L’inopinato scambio di persona si ripete a pag. 1781: «Sulla base di ciò, la Relazione evidenzia quindi il timore che i Servizi nutrivano, nel mese di luglio 1980, di ritorsioni nei confronti dello Stato italiano da parte del FPLP, anche in considerazione della sorte di Abu Ayad alias Saleh Khalaf, per il quale si poteva prospettare una lunga custodia cautelare e un eventuale inasprimento della condanna, alla luce delle severe e ragionevoli argomentazioni in punto di diritto che la pubblica accusa aveva svolto nel proprio atto di appello».
Come storicamente noto, Ayad non è mai stato né arrestato, né processato, né condannato per la vicenda dei missili di Ortona.

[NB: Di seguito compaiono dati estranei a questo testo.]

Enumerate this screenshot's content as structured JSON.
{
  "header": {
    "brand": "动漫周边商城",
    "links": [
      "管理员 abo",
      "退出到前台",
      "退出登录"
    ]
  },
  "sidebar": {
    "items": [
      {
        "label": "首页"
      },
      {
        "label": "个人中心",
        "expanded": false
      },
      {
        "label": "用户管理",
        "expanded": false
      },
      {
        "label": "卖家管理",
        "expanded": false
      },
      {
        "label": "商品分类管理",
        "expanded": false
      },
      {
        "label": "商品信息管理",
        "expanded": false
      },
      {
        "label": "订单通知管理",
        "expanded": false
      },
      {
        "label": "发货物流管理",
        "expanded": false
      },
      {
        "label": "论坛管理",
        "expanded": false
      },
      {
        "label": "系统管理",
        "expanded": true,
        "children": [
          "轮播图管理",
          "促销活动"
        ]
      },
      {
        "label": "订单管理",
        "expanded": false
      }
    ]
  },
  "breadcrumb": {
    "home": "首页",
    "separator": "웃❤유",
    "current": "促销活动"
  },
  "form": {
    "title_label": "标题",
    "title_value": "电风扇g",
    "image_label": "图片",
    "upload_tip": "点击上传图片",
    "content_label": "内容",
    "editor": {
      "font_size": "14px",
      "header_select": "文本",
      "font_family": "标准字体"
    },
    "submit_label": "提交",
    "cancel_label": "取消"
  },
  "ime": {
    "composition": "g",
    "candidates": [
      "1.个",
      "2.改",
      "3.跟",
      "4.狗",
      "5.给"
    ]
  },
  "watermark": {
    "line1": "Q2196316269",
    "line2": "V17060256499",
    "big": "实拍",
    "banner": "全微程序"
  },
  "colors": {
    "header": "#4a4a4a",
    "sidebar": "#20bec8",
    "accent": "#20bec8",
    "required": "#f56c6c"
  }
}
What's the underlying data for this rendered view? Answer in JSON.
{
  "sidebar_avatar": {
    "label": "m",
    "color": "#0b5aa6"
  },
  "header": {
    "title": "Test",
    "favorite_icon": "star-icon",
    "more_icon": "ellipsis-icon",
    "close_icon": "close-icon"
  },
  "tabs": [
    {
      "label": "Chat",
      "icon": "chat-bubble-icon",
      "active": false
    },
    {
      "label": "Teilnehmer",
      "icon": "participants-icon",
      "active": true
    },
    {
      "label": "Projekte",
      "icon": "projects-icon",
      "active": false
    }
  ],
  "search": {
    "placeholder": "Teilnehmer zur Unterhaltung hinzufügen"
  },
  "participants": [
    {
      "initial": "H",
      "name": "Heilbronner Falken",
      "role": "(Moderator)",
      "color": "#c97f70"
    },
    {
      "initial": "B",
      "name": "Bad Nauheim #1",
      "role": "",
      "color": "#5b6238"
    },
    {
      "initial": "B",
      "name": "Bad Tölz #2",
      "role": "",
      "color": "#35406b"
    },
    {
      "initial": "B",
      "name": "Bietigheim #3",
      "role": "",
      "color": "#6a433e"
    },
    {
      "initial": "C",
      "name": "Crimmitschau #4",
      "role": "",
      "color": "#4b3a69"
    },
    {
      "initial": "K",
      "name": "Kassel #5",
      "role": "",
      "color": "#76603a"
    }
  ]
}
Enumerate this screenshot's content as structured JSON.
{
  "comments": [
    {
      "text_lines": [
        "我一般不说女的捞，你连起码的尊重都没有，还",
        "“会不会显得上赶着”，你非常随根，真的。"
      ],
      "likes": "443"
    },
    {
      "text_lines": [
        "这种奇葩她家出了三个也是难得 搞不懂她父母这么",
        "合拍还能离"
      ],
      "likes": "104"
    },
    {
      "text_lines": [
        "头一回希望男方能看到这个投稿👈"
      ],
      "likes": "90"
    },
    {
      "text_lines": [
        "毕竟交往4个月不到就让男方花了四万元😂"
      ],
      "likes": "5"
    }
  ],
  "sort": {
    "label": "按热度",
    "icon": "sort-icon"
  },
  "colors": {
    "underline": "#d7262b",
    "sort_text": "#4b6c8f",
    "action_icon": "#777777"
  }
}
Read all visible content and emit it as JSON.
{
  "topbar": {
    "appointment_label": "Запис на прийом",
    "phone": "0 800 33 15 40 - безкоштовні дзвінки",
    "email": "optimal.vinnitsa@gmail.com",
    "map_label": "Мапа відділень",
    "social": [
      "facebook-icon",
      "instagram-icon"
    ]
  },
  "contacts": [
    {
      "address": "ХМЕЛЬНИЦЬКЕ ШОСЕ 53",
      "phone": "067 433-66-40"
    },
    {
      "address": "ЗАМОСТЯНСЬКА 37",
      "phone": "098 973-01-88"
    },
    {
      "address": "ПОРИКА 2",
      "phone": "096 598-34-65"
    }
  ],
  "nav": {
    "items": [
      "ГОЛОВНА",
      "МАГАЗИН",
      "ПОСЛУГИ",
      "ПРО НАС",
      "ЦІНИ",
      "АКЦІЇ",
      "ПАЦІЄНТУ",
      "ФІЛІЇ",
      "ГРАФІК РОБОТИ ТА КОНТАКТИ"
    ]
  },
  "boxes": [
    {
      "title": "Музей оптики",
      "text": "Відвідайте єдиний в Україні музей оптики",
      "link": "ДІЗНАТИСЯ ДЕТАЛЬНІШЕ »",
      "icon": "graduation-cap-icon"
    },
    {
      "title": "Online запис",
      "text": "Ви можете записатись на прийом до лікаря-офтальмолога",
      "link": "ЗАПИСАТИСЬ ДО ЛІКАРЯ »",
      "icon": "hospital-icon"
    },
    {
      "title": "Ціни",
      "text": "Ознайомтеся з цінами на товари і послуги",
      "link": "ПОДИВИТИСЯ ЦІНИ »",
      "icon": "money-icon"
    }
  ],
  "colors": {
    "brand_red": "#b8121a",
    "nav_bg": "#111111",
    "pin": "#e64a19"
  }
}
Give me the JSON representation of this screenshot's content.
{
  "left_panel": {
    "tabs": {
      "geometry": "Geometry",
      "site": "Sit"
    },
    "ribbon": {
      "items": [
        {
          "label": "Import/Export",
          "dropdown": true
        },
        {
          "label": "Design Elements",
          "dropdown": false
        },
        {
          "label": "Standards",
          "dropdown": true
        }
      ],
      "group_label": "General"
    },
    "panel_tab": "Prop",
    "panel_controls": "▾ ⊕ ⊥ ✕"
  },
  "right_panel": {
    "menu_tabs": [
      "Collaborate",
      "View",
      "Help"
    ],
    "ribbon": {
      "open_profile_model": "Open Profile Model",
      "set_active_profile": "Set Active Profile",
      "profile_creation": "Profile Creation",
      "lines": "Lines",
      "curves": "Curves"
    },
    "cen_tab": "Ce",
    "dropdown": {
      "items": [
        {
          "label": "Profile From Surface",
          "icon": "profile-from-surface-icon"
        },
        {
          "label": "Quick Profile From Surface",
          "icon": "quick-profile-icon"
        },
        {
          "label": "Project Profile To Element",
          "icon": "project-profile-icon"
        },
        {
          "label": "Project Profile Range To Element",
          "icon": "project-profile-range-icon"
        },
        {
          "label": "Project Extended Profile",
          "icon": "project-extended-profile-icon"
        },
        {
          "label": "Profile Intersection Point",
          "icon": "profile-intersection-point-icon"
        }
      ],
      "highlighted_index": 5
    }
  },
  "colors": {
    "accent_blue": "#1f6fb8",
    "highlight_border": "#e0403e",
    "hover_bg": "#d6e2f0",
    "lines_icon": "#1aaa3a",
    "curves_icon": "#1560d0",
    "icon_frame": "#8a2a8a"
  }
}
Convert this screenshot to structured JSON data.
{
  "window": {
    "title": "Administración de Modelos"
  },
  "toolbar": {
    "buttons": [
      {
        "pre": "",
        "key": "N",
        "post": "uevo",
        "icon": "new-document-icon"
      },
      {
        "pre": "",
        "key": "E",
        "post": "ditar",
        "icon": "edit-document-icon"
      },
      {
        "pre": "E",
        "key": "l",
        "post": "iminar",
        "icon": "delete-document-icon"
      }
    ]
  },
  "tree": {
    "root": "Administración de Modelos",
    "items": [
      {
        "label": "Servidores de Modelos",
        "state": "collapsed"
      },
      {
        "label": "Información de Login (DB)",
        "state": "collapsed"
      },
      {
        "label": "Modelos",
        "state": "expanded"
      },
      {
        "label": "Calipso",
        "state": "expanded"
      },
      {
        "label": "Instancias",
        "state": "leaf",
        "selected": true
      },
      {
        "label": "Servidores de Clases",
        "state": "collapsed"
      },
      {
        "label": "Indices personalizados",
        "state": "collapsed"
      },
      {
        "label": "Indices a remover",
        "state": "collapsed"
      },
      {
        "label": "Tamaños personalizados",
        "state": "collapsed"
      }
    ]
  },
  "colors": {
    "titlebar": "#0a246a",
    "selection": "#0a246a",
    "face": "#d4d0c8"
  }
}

Ciò che si legge in sentenza non corrisponde al vero.
Ma allora chi venne arrestato a Bologna il 13 novembre 1979? Risposta: Abu Anzeh Saleh, cittadino giordano di origini palestinesi rappresentante in Italia del Fronte popolare per la liberazione della Palestina di George Habbash, perché coinvolto nel traffico di due lanciamissili da guerra terra-aria di fabbricazione sovietica Sam 7 Strela sequestrati nel furgone di tre militanti dell’Autonomia operaia romana la notte tra il 7 e l’8 novembre 1979 nei pressi del porto di Ortona. Il FPLP era il secondo “partito” di maggioranza dell’OLP. Saleh, che era in contatto diretto con il terrorista internazionale Carlos attraverso la casella postale 904 attiva alle Poste di Bologna, sarebbe stato così «un modesto esponente del FPLP in Italia», «un soggetto di terzo o quarto piano» che non solo nel 1974 gli venne consegnata una dichiarazione di garanzia controfirmata nientemeno che dall’allora direttore del SID, ammiraglio Mario Casardi, che era anche autorità nazionale per la sicurezza, ma che addirittura costrinse nel luglio del 1980 – così come ammesso ai pm di Bologna nel 2014 dal diretto interessato – il capo della 2ª Divisione del SISMI, Armando Sportelli, a recarsi dai giudici di Chieti e L’Aquila per chiedere indulgenza nei confronti dell’emissario del FPLP perché c’era il concreto rischio di ritorsione palestinese alla sua mancata scarcerazione.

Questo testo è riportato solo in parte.